In England, the decay of the countryside started in mid-1870s with the Agricultural Depression. In the cities and towns, on the other hand, the explosion of the population, which began with the Industial Revolution in the late eighteenth century, caused as its result the environmental aggravation of the urban districts at the end of the nineteenth century. Under the influence of Darwinian discourses they came to be regarded as nightmarish places where the bodies of its residents were exhausted and as.a whole began to show a sign of national deterioration.
Stimulated by the advance of the cities and towns, and the progressing decay of the countryside, appeared between the fin de siecle and 1920s the ideology which could be named the myth of rural England : the original identity of England lies in the the countryside. With the slogan of 'Back to the Land," it showed itself in various forms (political, social, cultural, etc.) of back-to-the-countryside movement.

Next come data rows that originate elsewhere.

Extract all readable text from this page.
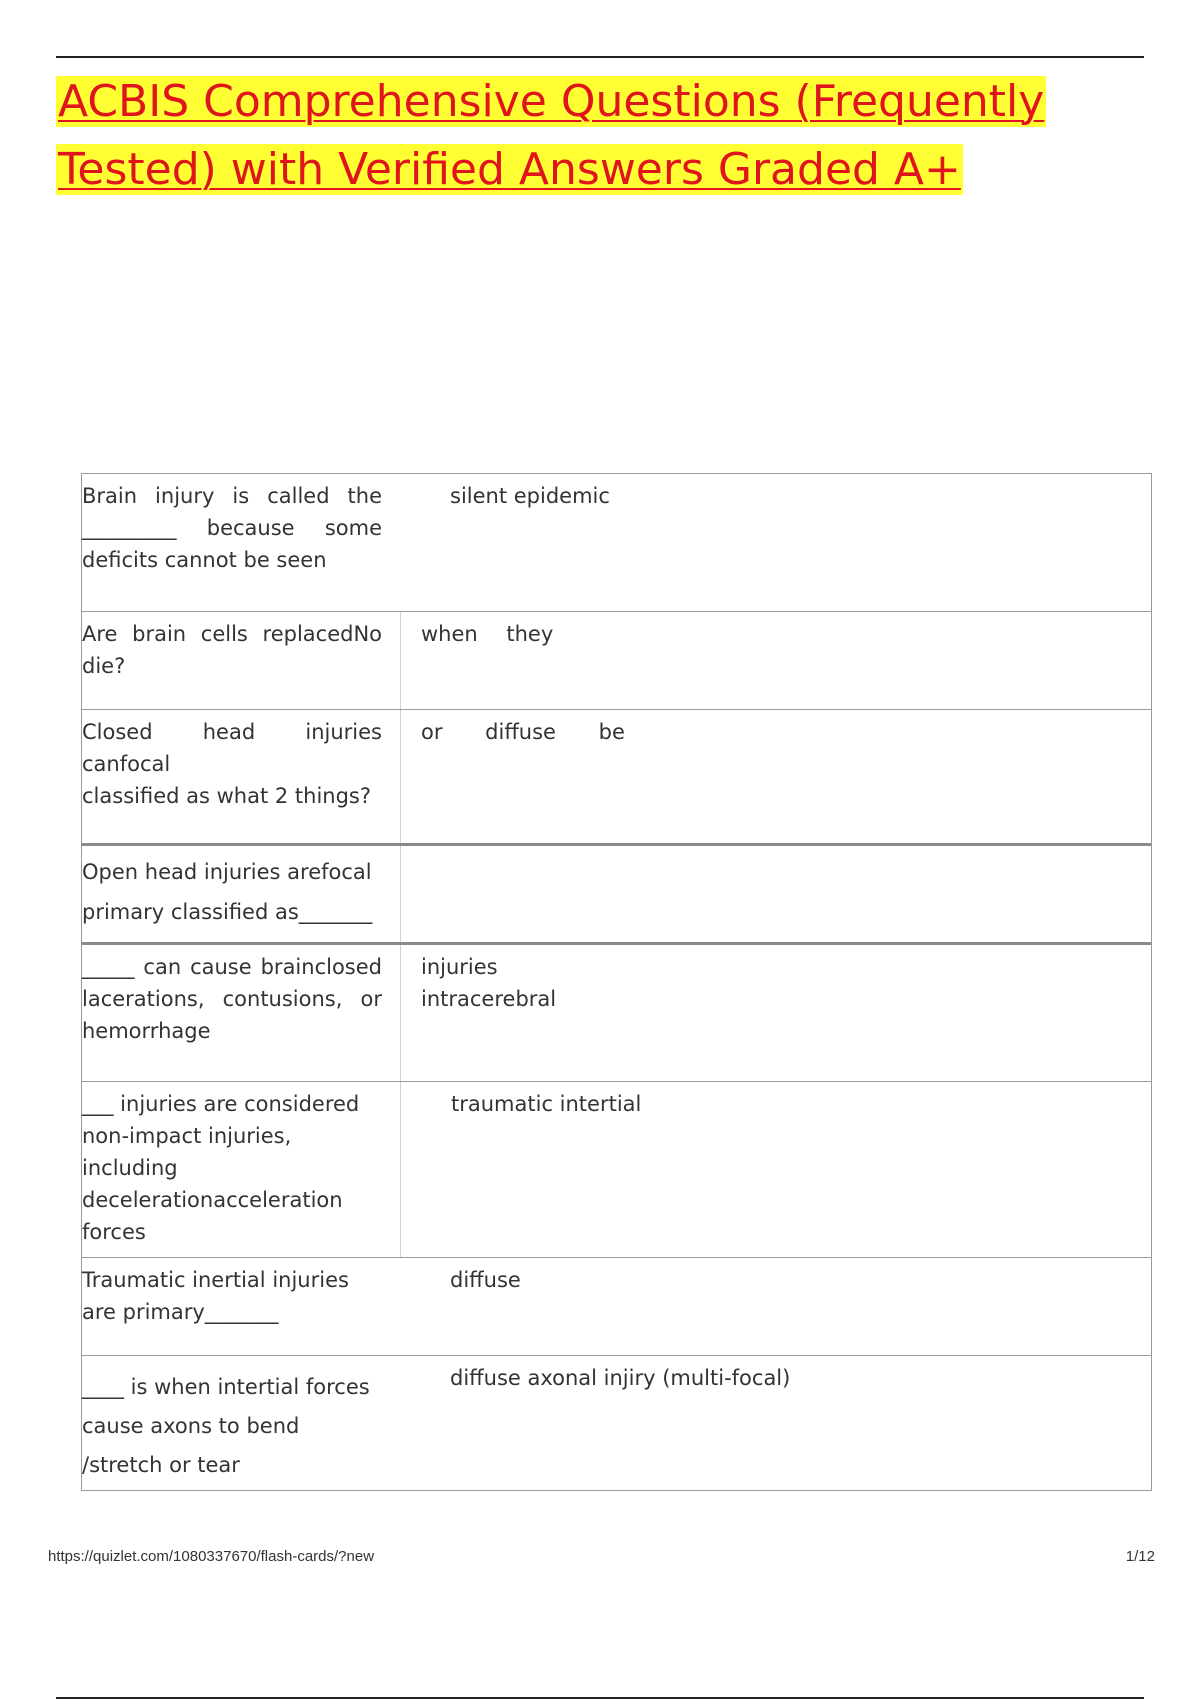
ACBIS Comprehensive Questions (Frequently
Tested) with Verified Answers Graded A+
Brain injury is called the
_________ because some
deficits cannot be seen
silent epidemic
Are brain cells replacedNo
die?
when they
Closed head injuries canfocal
classified as what 2 things?
or diffuse be
Open head injuries arefocal
primary classified as_______
_____ can cause brainclosed
lacerations, contusions, or
hemorrhage
injuries
intracerebral
___ injuries are considered
non-impact injuries,
including
decelerationacceleration
forces
traumatic intertial
Traumatic inertial injuries
are primary_______
diffuse
____ is when intertial forces
cause axons to bend
/stretch or tear
diffuse axonal injiry (multi-focal)
https://quizlet.com/1080337670/flash-cards/?new	1/12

This present research project has traced, through an interdisciplinary reading of texts of the period from 1880s to 1920s related with town problems and Back-to-the-Land movements, the historical process in which the national identity of England was formed on the basis of the myth of rural England, and also interpreted E. M. Forster's Howards End (1910) in the intertexual relation of these social and cultural texts. In collaboration with. Yasuko Shidara, I have made clear, by thoroughly historicizing Howards End, how its text is woven under the influence of the contemporary ideology called the myth of rural England.